Le jour de la déposition, Lina est stressée, mais déterminée à contribuer à l’enquête par son témoignage. Le bâtiment de la police est immense. Comme à l’aéroport, on vérifie nos pièces d’identité et nous passons un contrôle de sécurité avant de prendre l’ascenseur pour monter quelques étages. Là, nous attendons au mauvais endroit pendant un bon moment avant que la policière et la psychologue nous trouvent. Contrairement à ce que nous pensions, la psychologue ne reste pas aux côtés de Lina pendant l’interrogatoire, mais dans une pièce voisine où elle peut suivre la discussion par vidéo. Je me tiens derrière Lina dans un coin de la pièce. Encore une fois, on me rappelle de rester totalement calme.
L’interrogatoire dure plus d’une heure et se déroule sans parti pris. Je comprends que cela doit se passer ainsi pour éviter tout risque de partialité. Mais est-ce que Lina le comprend aussi ? Ou est-ce que ça lui paraît simplement froid et sans empathie ? En tout cas, la policière ne fait aucune remarque compatissante et ne demande pas à Lina si elle a besoin d’une pause, d’un mouchoir ou d’une gorgée d’eau. Dès que je m’agite un peu, elle me demande immédiatement de rester calme. Alors je me mords les lèvres, même si, à plusieurs reprises, j’aurais volontiers apporté des précisions ou des explications aux déclarations de Lina qui dans la nervosité n’a pas su bien restituer les événements.
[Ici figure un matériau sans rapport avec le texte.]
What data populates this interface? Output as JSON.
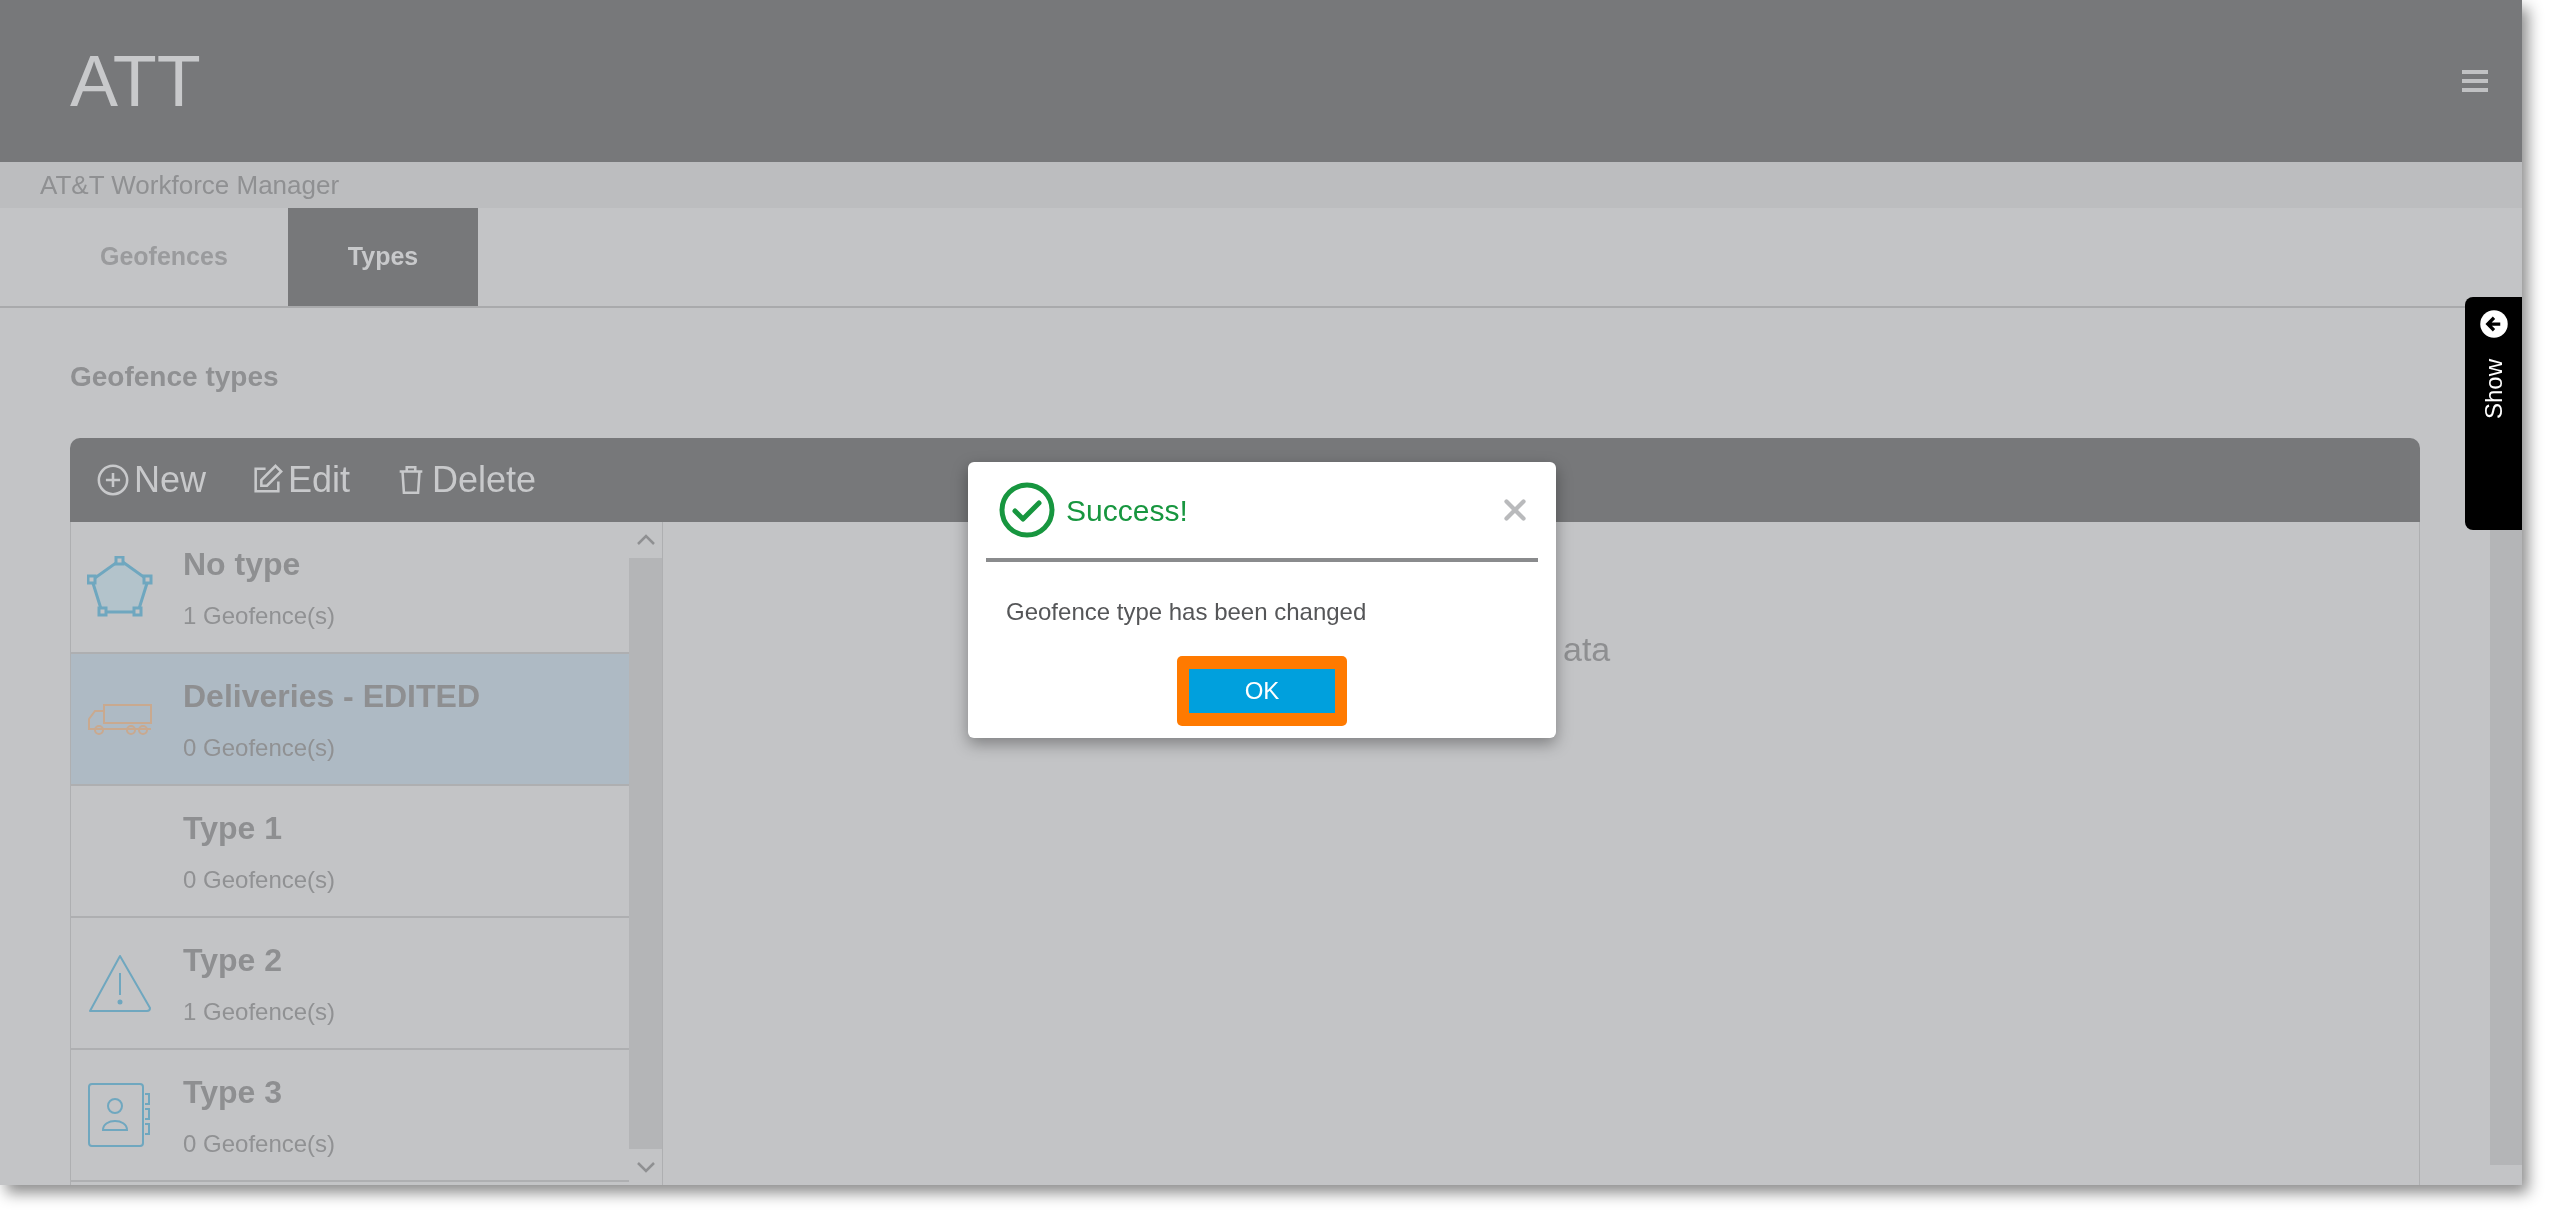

En tant que maman, j’étais contente de ne pas entendre pour la première fois ces faits dans cette salle d’interrogatoire froide. Je ne sais pas comment j’aurais réagi. Aurais-je crié ? Pleuré ? Vomi sur le tapis propre ? Je suis aussi contente pour Lina, qui a a eu la possibilité de décrire ce qui s’est passé ces derniers jours dans un environnement familier, rassurant et compatissant.
*
Je n’ai pas de conclusion, mais j’ai quelques demandes :
Aux parents et autres personnes de référence
Sensibilisez vos enfants des signes du cybergrooming, expliquez-leur clairement à quel point ce comportement est répréhensible et punissable. Cependant, il se peut que vos filles ou fils tombent dans les pièges de séduction des agresseurs, surtout s’ils ne vont déjà pas bien pour d’autres raisons. Ne vous fâchez pas contre eux ou contre vous-même, ne les culpabilisez pas et protégez-les de ceux qui voudraient les accuser de complicité. Cherchez de l’aide pour votre enfant et peut-être également pour vous-même, par exemple auprès d’un service d’aide aux victimes.
À la police
Dans notre cas, la prise de contact et la déposition se sont bien passées. Je trouve que l’accompagnement des adolescents par une personne de confiance ne devrait pas être facultatif, mais obligatoire, même si cette personne ne peut rien dire. Il aurait été important d’être mieux informée en amont sur le déroulement de la discussion et sur le fait que la psychologue n’est pas présente physiquement lors de la déposition. De même, j’aurais souhaité que la psychologue de la police ou la policière insiste sur la gravité des événements vécus par ma fille, sur le fait qu’elle n’est pas coupable et que son témoignage soutient la procédure contre l’auteur. La police ou les autorités de poursuite pénale devraient également fournir en temps utile des informations transparentes sur la suite de l’enquête.
Aux adolescents
Vous avez peut-être déjà entendu parler de cybergrooming à la maison, à l’école ou dans les médias. Peut-être vous êtes-vous rendu compte que vous en avez déjà été victimes ou que vous en êtes victimes actuellement. Avoir honte ou se sentir coupable d’avoir été victime et d’avoir participé ne sert qu’aux agresseurs (potentiels). Vous n’y pouvez rien et vous n’êtes pas seuls ! Cherchez impérativement une personne de confiance qui peut vous apporter son soutien pour y faire face ou pour porter plainte.